Mit Schweigen hatte Schmidt sich bereits im Jahr zuvor den Respekt der Medienbranche verdient. Nach den Terroranschlägen vom 11. September 2001 pausiert die Harald Schmidt Show für zwei Wochen und erhält für diese Pause im darauffolgenden Jahr zum zweiten Mal den Grimme-Preis, den Schmidt mit einem angemessenen und schlichten ›Danke‹ entgegennimmt.33 Auf die Frage, weshalb Schmidt nicht wie Letterman mit der Show weitergemacht hat, antwortet Schmidt im Interview salopp:

Der Führer war schuld. Die Late Night Show von Letterman begann damals ohne Musik, aber mit amerikanischer Flagge.

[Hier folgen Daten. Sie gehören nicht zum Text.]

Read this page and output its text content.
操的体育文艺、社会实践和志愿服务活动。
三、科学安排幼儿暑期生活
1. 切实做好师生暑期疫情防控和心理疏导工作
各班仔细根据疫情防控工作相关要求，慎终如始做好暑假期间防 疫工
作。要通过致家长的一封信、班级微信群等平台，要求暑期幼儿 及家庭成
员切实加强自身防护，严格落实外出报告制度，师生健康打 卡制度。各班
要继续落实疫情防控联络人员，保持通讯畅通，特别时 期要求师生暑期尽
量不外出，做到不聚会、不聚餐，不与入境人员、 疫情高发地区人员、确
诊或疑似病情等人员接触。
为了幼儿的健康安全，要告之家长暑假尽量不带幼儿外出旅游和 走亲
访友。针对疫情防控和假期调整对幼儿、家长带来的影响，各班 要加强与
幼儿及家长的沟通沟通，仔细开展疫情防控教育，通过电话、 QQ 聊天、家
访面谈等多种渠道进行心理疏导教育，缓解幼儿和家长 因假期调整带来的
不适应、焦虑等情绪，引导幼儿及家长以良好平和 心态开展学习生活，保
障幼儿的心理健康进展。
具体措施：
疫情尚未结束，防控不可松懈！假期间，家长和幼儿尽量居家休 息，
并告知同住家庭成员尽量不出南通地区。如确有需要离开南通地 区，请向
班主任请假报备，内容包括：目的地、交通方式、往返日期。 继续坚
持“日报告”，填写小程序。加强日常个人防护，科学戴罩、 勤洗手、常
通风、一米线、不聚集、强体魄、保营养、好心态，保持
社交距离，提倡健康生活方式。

Im Anschluss an den Monolog saß die Elite der Nachrichtensprecher bei ihm und hat geweint. Da haben wir gesagt: »Klar können wir das auch machen: Wir fangen an mit der deutschen Flagge und dann kommt Uli Wickert und weint. Was haltet ihr davon?« Das klappt bei den Amis einfach viel besser.34

Richtig ist sicherlich, dass bestimmte Spielarten pathetisch-patriotischer Kommunikation und Inszenierung in Deutschland schlichtweg nicht funktionieren, ohne zumindest – nicht zu Unrecht – ein befremdliches Gefühl zu hinterlassen. Richtig ist auch, dass es im deutschen Medienumfeld nur außerordentlich wenig Personal gibt, das angesichts eines Terroranschlags wie dem des 11. September 2001 den richtigen Ton treffen würde. Was Schmidt – vermutlich aus Bescheidenheit und um nicht betulich zu wirken – nicht sagt, was jedoch anhand seines Verhaltens angesichts des Amoklaufs von Erfurt und der Anschläge vom 11. September deutlich wird: Er vertritt konservative Werte. Und mit diesen Werten geht es schlichtweg nicht einher, aus dem menschlichen Elend Anderer Kapital zu schlagen. In der legendären Interview-Reihe Zur Person äußert sich Schmidt zu seinem Wertekanon folgendermaßen:

GAUS: Wollen Sie [...] sagen, Sie seien in Ihrer Grundhaltung konservativ?

SCHMIDT: Ja.

GAUS: Beschreiben Sie bitte, was konservativ ist.

SCHMIDT: Ein kleines Wertesystem. Ein Mißtrauen allem neuen gegenüber. Den Satz »Früher war alles wesentlich besser«, sage ich nur deshalb nicht, weil ich weiß, daß man dadurch so alt wirkt. [...]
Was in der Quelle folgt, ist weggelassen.